This month I want to credit our presenters with great topic selections, namely articles that will help us to consider our our approach to ED analgesics for acute back pain and maybe help us tighten our collective practices up a bit. In addition, we have included an article on digital nerve blocks which can provide us a jump-off point to expand our discussion on the use of nerve blocks and their inherent benefits and challenges. Acute low back pain is among the most common ED complaints, yet we seem to take very disparate approaches in our initial management. Usually, NSAIDS, benzos, steroids, narcotics, or oftentimes a combination of the above are commonly prescribed and unfortunately, can set expectations during future visits. The data in support of ‘keeping it simple’ appears to be growing and I will be interested in what your most effective approaches are to getting your patients buy-in. Nerve blocks, when they work, can be among the most rewarding procedures in EM and warrant developing an expertise in their application. That stated, nothing is more frustrating than a failed block after instilling a ‘huge amount’ of local anesthetic only to have a patient say “I can still feel it doc”. We look forward to having our nerve-block experts sharing your best pearls so if you are one, please come out.  Hope to see you there! Charlie   

 Friedman BW, et al., A randomized controlled trial of oxycodone/acetaminophen versus acetaminophen alone for emergency department patients with musculoskeletal pain refractory to ibuprofen. Acad Emerg Med. 2021 Aug;28(8):859-865. 
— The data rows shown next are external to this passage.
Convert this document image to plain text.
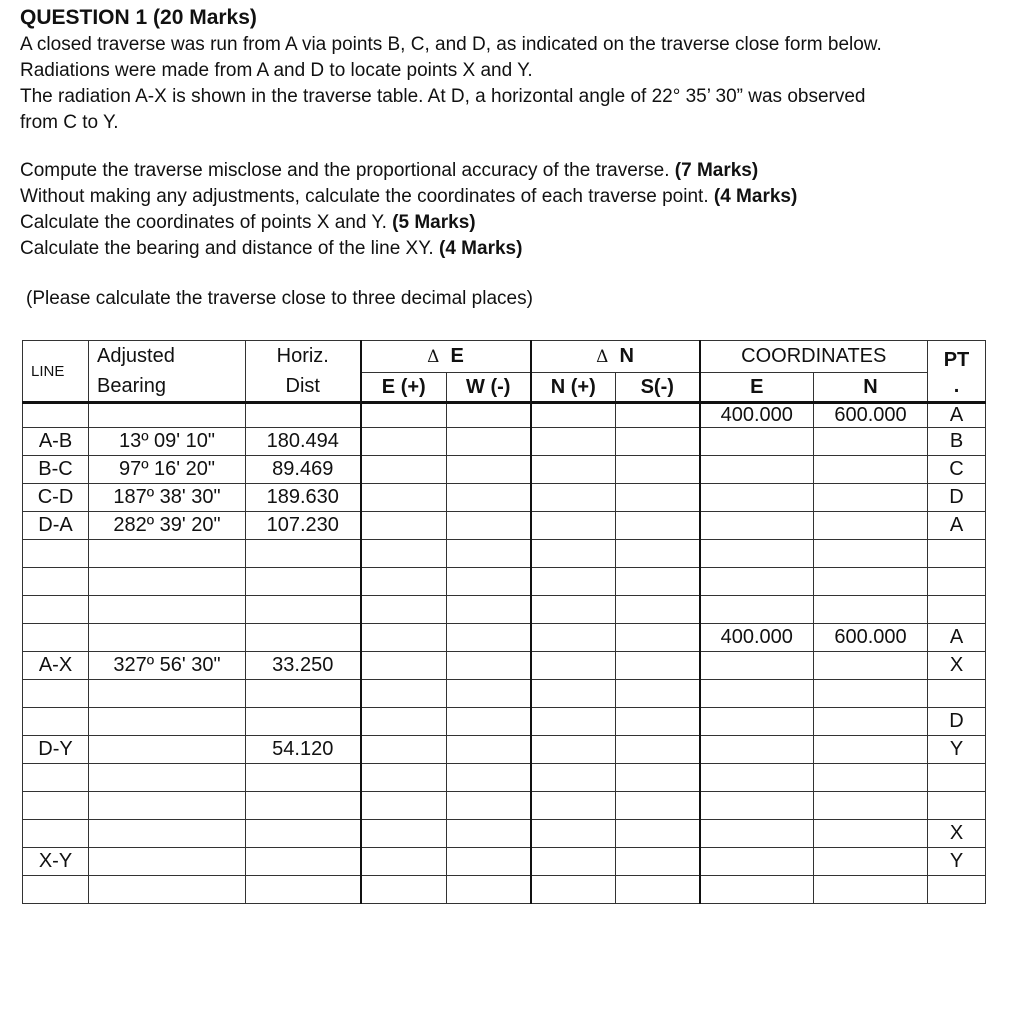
QUESTION 1 (20 Marks)
A closed traverse was run from A via points B, C, and D, as indicated on the traverse close form below.
Radiations were made from A and D to locate points X and Y.
The radiation A-X is shown in the traverse table. At D, a horizontal angle of 22° 35’ 30” was observed
from C to Y.
Compute the traverse misclose and the proportional accuracy of the traverse. (7 Marks)
Without making any adjustments, calculate the coordinates of each traverse point. (4 Marks)
Calculate the coordinates of points X and Y. (5 Marks)
Calculate the bearing and distance of the line XY. (4 Marks)
(Please calculate the traverse close to three decimal places)
LINE	Adjusted	Horiz.	Δ E		Δ N		COORDINATES		PT
.
	Bearing	Dist	E (+)	W (-)	N (+)	S(-)	E	N	
							400.000	600.000	A
A-B	13º 09' 10"	180.494							B
B-C	97º 16' 20"	89.469							C
C-D	187º 38' 30"	189.630							D
D-A	282º 39' 20"	107.230							A

							400.000	600.000	A
A-X	327º 56' 30"	33.250							X

									D
D-Y		54.120							Y

									X
X-Y									Y
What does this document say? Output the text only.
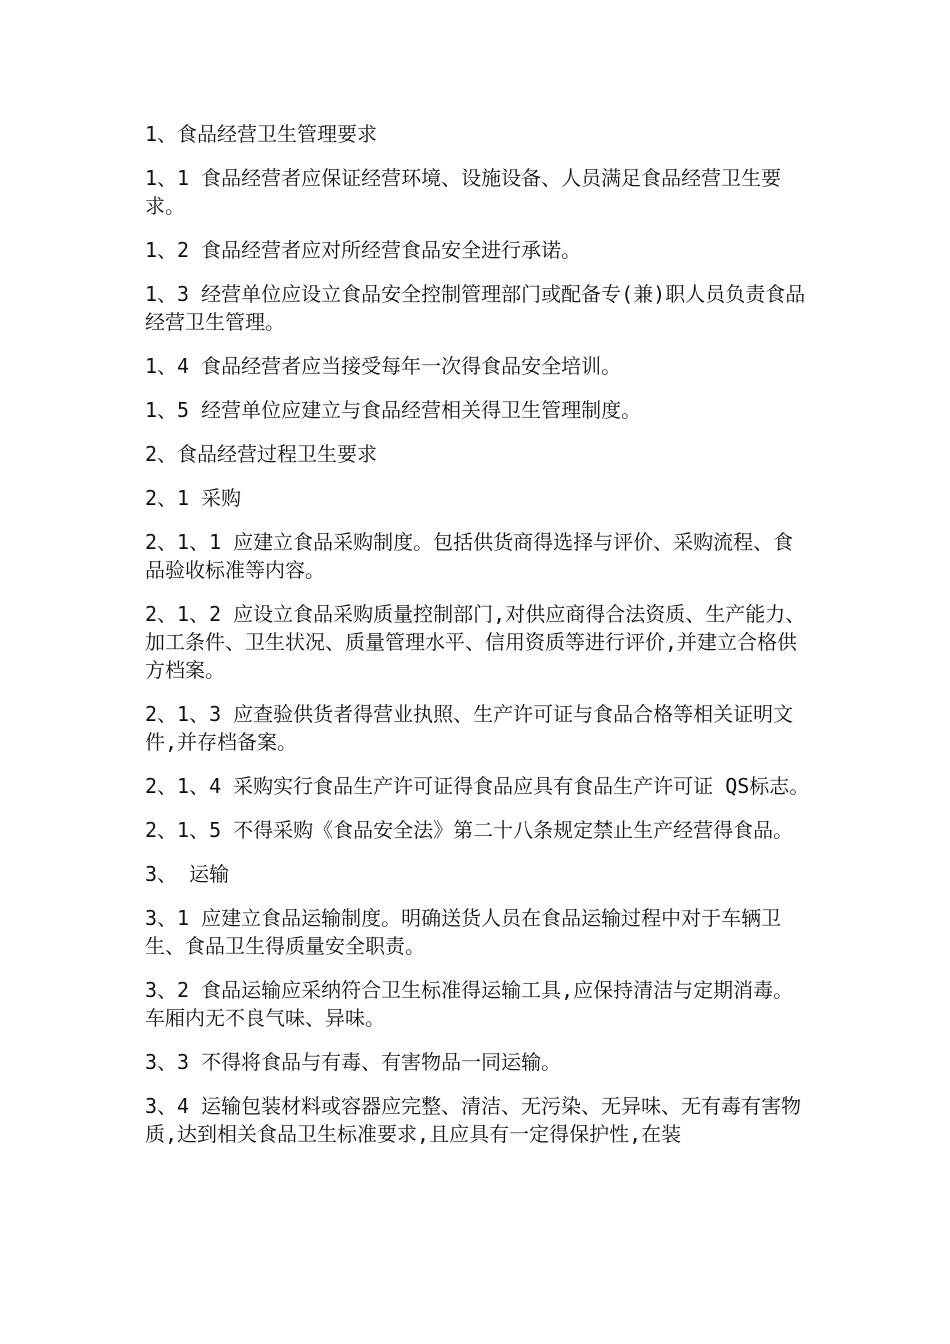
1、食品经营卫生管理要求

1、1 食品经营者应保证经营环境、设施设备、人员满足食品经营卫生要求。

1、2 食品经营者应对所经营食品安全进行承诺。

1、3 经营单位应设立食品安全控制管理部门或配备专(兼)职人员负责食品经营卫生管理。

1、4 食品经营者应当接受每年一次得食品安全培训。

1、5 经营单位应建立与食品经营相关得卫生管理制度。

2、食品经营过程卫生要求

2、1 采购

2、1、1 应建立食品采购制度。包括供货商得选择与评价、采购流程、食品验收标准等内容。

2、1、2 应设立食品采购质量控制部门,对供应商得合法资质、生产能力、加工条件、卫生状况、质量管理水平、信用资质等进行评价,并建立合格供方档案。

2、1、3 应查验供货者得营业执照、生产许可证与食品合格等相关证明文件,并存档备案。

2、1、4 采购实行食品生产许可证得食品应具有食品生产许可证 QS标志。

2、1、5 不得采购《食品安全法》第二十八条规定禁止生产经营得食品。

3、 运输

3、1 应建立食品运输制度。明确送货人员在食品运输过程中对于车辆卫生、食品卫生得质量安全职责。

3、2 食品运输应采纳符合卫生标准得运输工具,应保持清洁与定期消毒。车厢内无不良气味、异味。

3、3 不得将食品与有毒、有害物品一同运输。

3、4 运输包装材料或容器应完整、清洁、无污染、无异味、无有毒有害物质,达到相关食品卫生标准要求,且应具有一定得保护性,在装
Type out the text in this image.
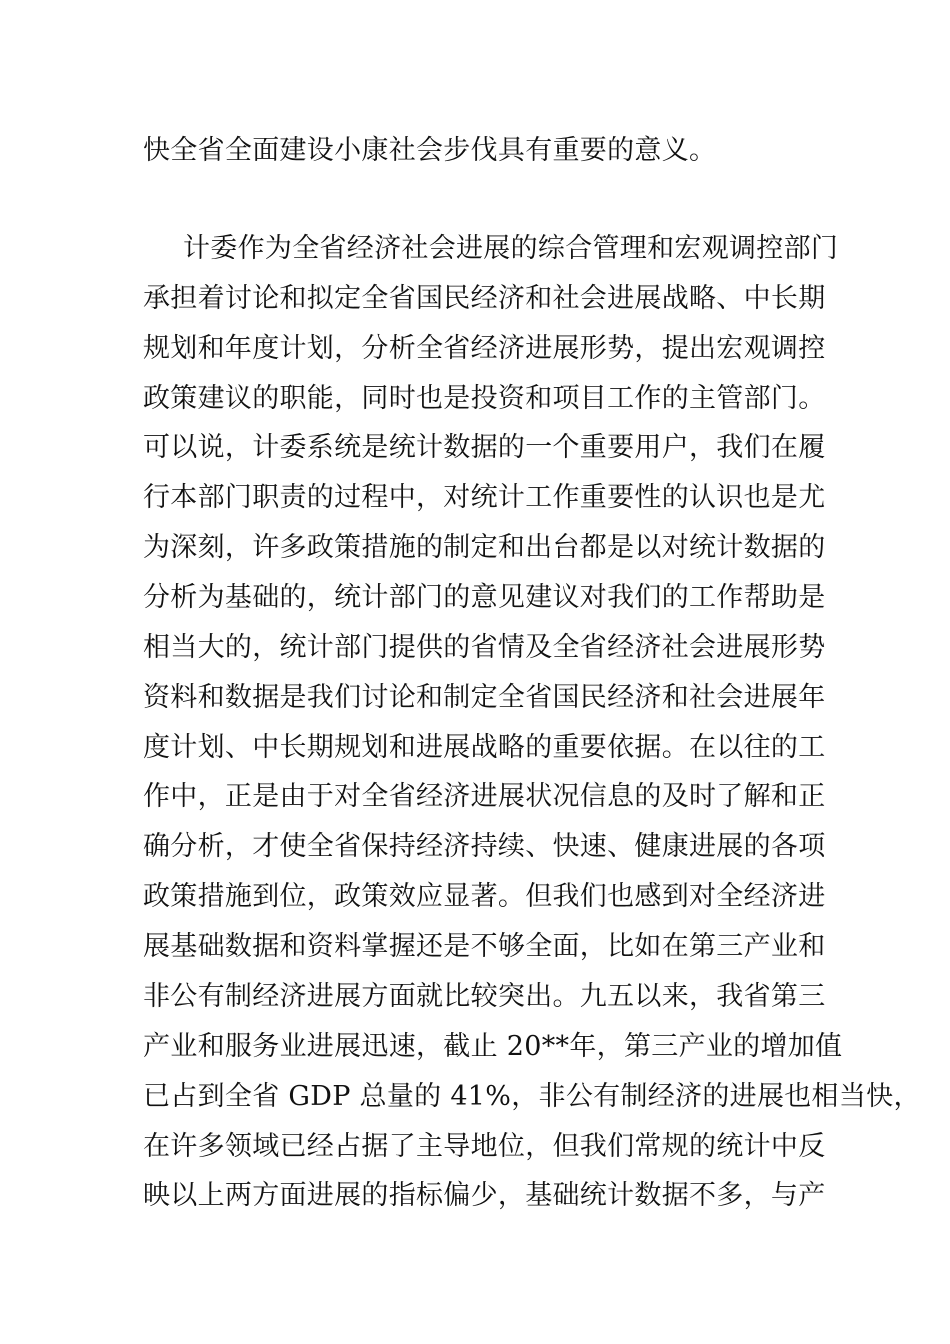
快全省全面建设小康社会步伐具有重要的意义。
计委作为全省经济社会进展的综合管理和宏观调控部门
承担着讨论和拟定全省国民经济和社会进展战略、中长期
规划和年度计划，分析全省经济进展形势，提出宏观调控
政策建议的职能，同时也是投资和项目工作的主管部门。
可以说，计委系统是统计数据的一个重要用户，我们在履
行本部门职责的过程中，对统计工作重要性的认识也是尤
为深刻，许多政策措施的制定和出台都是以对统计数据的
分析为基础的，统计部门的意见建议对我们的工作帮助是
相当大的，统计部门提供的省情及全省经济社会进展形势
资料和数据是我们讨论和制定全省国民经济和社会进展年
度计划、中长期规划和进展战略的重要依据。在以往的工
作中，正是由于对全省经济进展状况信息的及时了解和正
确分析，才使全省保持经济持续、快速、健康进展的各项
政策措施到位，政策效应显著。但我们也感到对全经济进
展基础数据和资料掌握还是不够全面，比如在第三产业和
非公有制经济进展方面就比较突出。九五以来，我省第三
产业和服务业进展迅速，截止 20**年，第三产业的增加值
已占到全省 GDP 总量的 41%，非公有制经济的进展也相当快，
在许多领域已经占据了主导地位，但我们常规的统计中反
映以上两方面进展的指标偏少，基础统计数据不多，与产
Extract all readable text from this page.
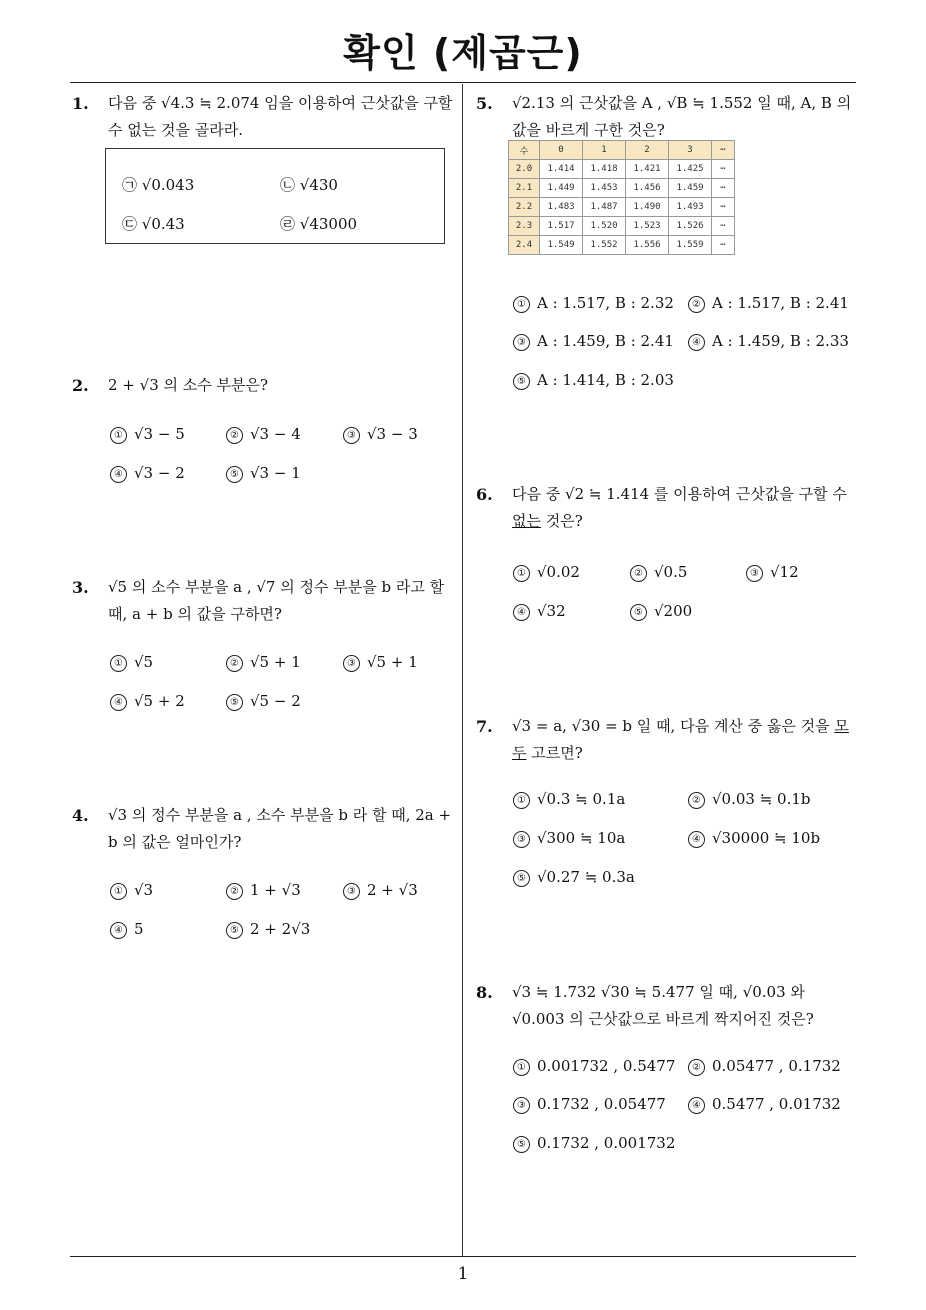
확인 (제곱근)
1. 다음 중 √4.3 ≒ 2.074 임을 이용하여 근삿값을 구할 수 없는 것을 골라라.
㉠ √0.043	㉡ √430
㉢ √0.43	㉣ √43000
2. 2 + √3 의 소수 부분은?
① √3 − 5	② √3 − 4	③ √3 − 3
④ √3 − 2	⑤ √3 − 1
3. √5 의 소수 부분을 a , √7 의 정수 부분을 b 라고 할 때, a + b 의 값을 구하면?
① √5	② √5 + 1	③ √5 + 1
④ √5 + 2	⑤ √5 − 2
4. √3 의 정수 부분을 a , 소수 부분을 b 라 할 때, 2a + b 의 값은 얼마인가?
① √3	② 1 + √3	③ 2 + √3
④ 5	⑤ 2 + 2√3
5. √2.13 의 근삿값을 A , √B ≒ 1.552 일 때, A, B 의 값을 바르게 구한 것은?
수	0	1	2	3	⋯
2.0	1.414	1.418	1.421	1.425	⋯
2.1	1.449	1.453	1.456	1.459	⋯
2.2	1.483	1.487	1.490	1.493	⋯
2.3	1.517	1.520	1.523	1.526	⋯
2.4	1.549	1.552	1.556	1.559	⋯
① A : 1.517, B : 2.32	② A : 1.517, B : 2.41
③ A : 1.459, B : 2.41	④ A : 1.459, B : 2.33
⑤ A : 1.414, B : 2.03
6. 다음 중 √2 ≒ 1.414 를 이용하여 근삿값을 구할 수
없는 것은?
① √0.02	② √0.5	③ √12
④ √32	⑤ √200
7. √3 = a, √30 = b 일 때, 다음 계산 중 옳은 것을 모두 고르면?
① √0.3 ≒ 0.1a	② √0.03 ≒ 0.1b
③ √300 ≒ 10a	④ √30000 ≒ 10b
⑤ √0.27 ≒ 0.3a
8. √3 ≒ 1.732 √30 ≒ 5.477 일 때, √0.03 와 √0.003 의 근삿값으로 바르게 짝지어진 것은?
① 0.001732 , 0.5477	② 0.05477 , 0.1732
③ 0.1732 , 0.05477	④ 0.5477 , 0.01732
⑤ 0.1732 , 0.001732
1
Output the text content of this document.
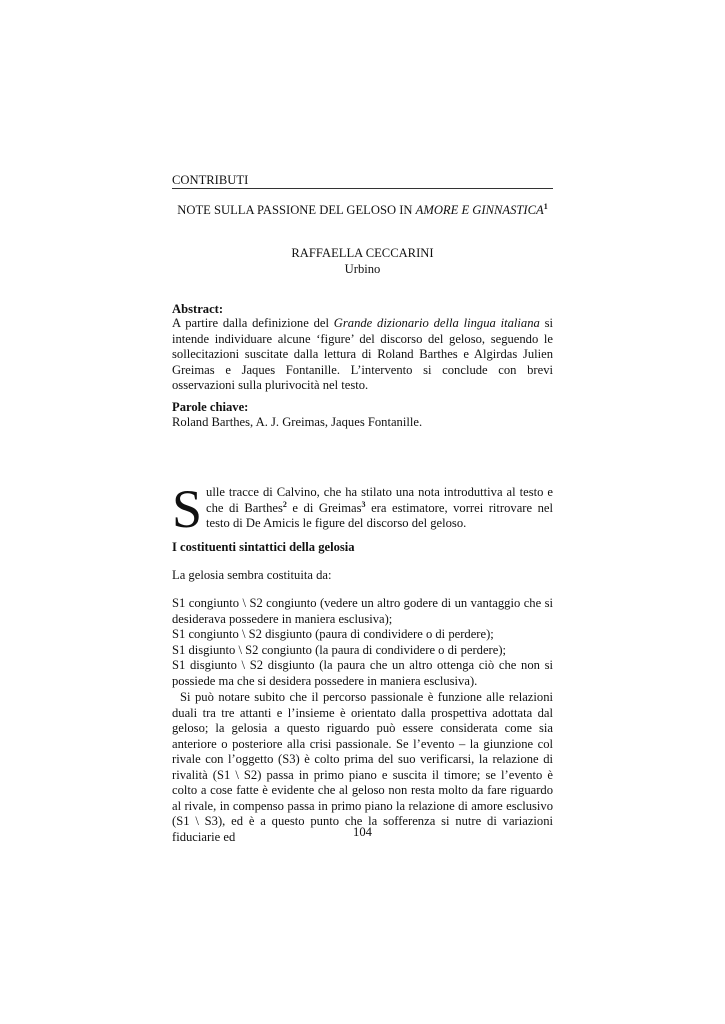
CONTRIBUTI
NOTE SULLA PASSIONE DEL GELOSO IN AMORE E GINNASTICA$^1$
RAFFAELLA CECCARINI
Urbino
Abstract:
A partire dalla definizione del Grande dizionario della lingua italiana si intende individuare alcune ‘figure’ del discorso del geloso, seguendo le sollecitazioni suscitate dalla lettura di Roland Barthes e Algirdas Julien Greimas e Jaques Fontanille. L’intervento si conclude con brevi osservazioni sulla plurivocità nel testo.
Parole chiave:
Roland Barthes, A. J. Greimas, Jaques Fontanille.
Sulle tracce di Calvino, che ha stilato una nota introduttiva al testo e che di Barthes$^2$ e di Greimas$^3$ era estimatore, vorrei ritrovare nel testo di De Amicis le figure del discorso del geloso.
I costituenti sintattici della gelosia
La gelosia sembra costituita da:
S1 congiunto \ S2 congiunto (vedere un altro godere di un vantaggio che si desiderava possedere in maniera esclusiva);
S1 congiunto \ S2 disgiunto (paura di condividere o di perdere);
S1 disgiunto \ S2 congiunto (la paura di condividere o di perdere);
S1 disgiunto \ S2 disgiunto (la paura che un altro ottenga ciò che non si possiede ma che si desidera possedere in maniera esclusiva).
Si può notare subito che il percorso passionale è funzione alle relazioni duali tra tre attanti e l’insieme è orientato dalla prospettiva adottata dal geloso; la gelosia a questo riguardo può essere considerata come sia anteriore o posteriore alla crisi passionale. Se l’evento – la giunzione col rivale con l’oggetto (S3) è colto prima del suo verificarsi, la relazione di rivalità (S1 \ S2) passa in primo piano e suscita il timore; se l’evento è colto a cose fatte è evidente che al geloso non resta molto da fare riguardo al rivale, in compenso passa in primo piano la relazione di amore esclusivo (S1 \ S3), ed è a questo punto che la sofferenza si nutre di variazioni fiduciarie ed	104
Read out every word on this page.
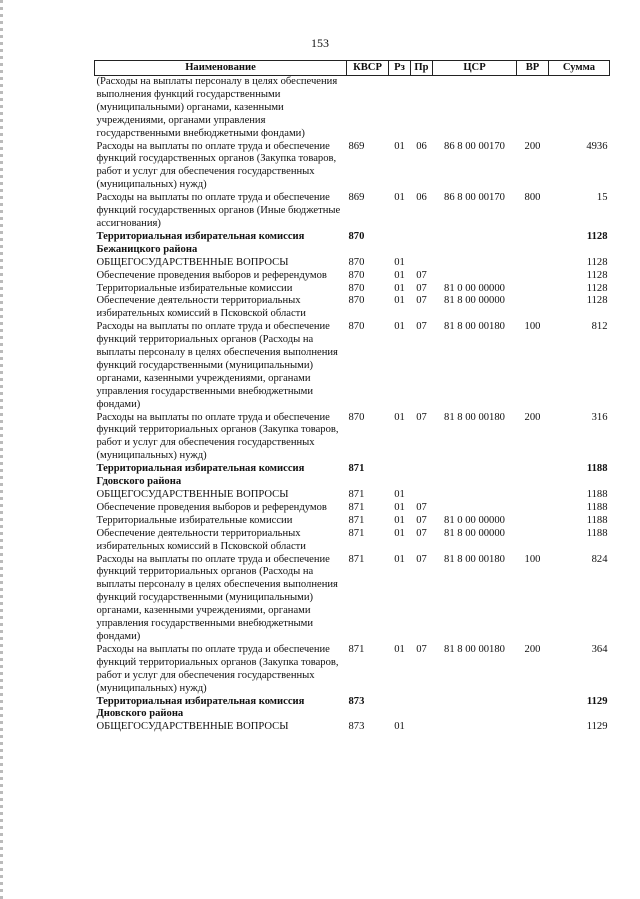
153
Наименование	КВСР	Рз	Пр	ЦСР	ВР	Сумма
(Расходы на выплаты персоналу в целях обеспечения выполнения функций государственными (муниципальными) органами, казенными учреждениями, органами управления государственными внебюджетными фондами)						
Расходы на выплаты по оплате труда и обеспечение функций государственных органов (Закупка товаров, работ и услуг для обеспечения государственных (муниципальных) нужд)	869	01	06	86 8 00 00170	200	4936
Расходы на выплаты по оплате труда и обеспечение функций государственных органов (Иные бюджетные ассигнования)	869	01	06	86 8 00 00170	800	15
Территориальная избирательная комиссия Бежаницкого района	870					1128
ОБЩЕГОСУДАРСТВЕННЫЕ ВОПРОСЫ	870	01				1128
Обеспечение проведения выборов и референдумов	870	01	07			1128
Территориальные избирательные комиссии	870	01	07	81 0 00 00000		1128
Обеспечение деятельности территориальных избирательных комиссий в Псковской области	870	01	07	81 8 00 00000		1128
Расходы на выплаты по оплате труда и обеспечение функций территориальных органов (Расходы на выплаты персоналу в целях обеспечения выполнения функций государственными (муниципальными) органами, казенными учреждениями, органами управления государственными внебюджетными фондами)	870	01	07	81 8 00 00180	100	812
Расходы на выплаты по оплате труда и обеспечение функций территориальных органов (Закупка товаров, работ и услуг для обеспечения государственных (муниципальных) нужд)	870	01	07	81 8 00 00180	200	316
Территориальная избирательная комиссия Гдовского района	871					1188
ОБЩЕГОСУДАРСТВЕННЫЕ ВОПРОСЫ	871	01				1188
Обеспечение проведения выборов и референдумов	871	01	07			1188
Территориальные избирательные комиссии	871	01	07	81 0 00 00000		1188
Обеспечение деятельности территориальных избирательных комиссий в Псковской области	871	01	07	81 8 00 00000		1188
Расходы на выплаты по оплате труда и обеспечение функций территориальных органов (Расходы на выплаты персоналу в целях обеспечения выполнения функций государственными (муниципальными) органами, казенными учреждениями, органами управления государственными внебюджетными фондами)	871	01	07	81 8 00 00180	100	824
Расходы на выплаты по оплате труда и обеспечение функций территориальных органов (Закупка товаров, работ и услуг для обеспечения государственных (муниципальных) нужд)	871	01	07	81 8 00 00180	200	364
Территориальная избирательная комиссия Дновского района	873					1129
ОБЩЕГОСУДАРСТВЕННЫЕ ВОПРОСЫ	873	01				1129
 Friedman BW, et al., Naproxen With Cyclobenzaprine, Oxycodone/Acetaminophen, or Placebo for Treating Acute Low Back Pain: A Randomized Clinical Trial. JAMA. 2015 Oct 20;314(15):1572-80

 Martin SP, et al., Double-dorsal versus single-volar digital subcutaneous anaesthetic injection for finger injuries in the emergency department: A randomised controlled trial. Emerg Med Australas. 2016 Apr;28(2):193-8.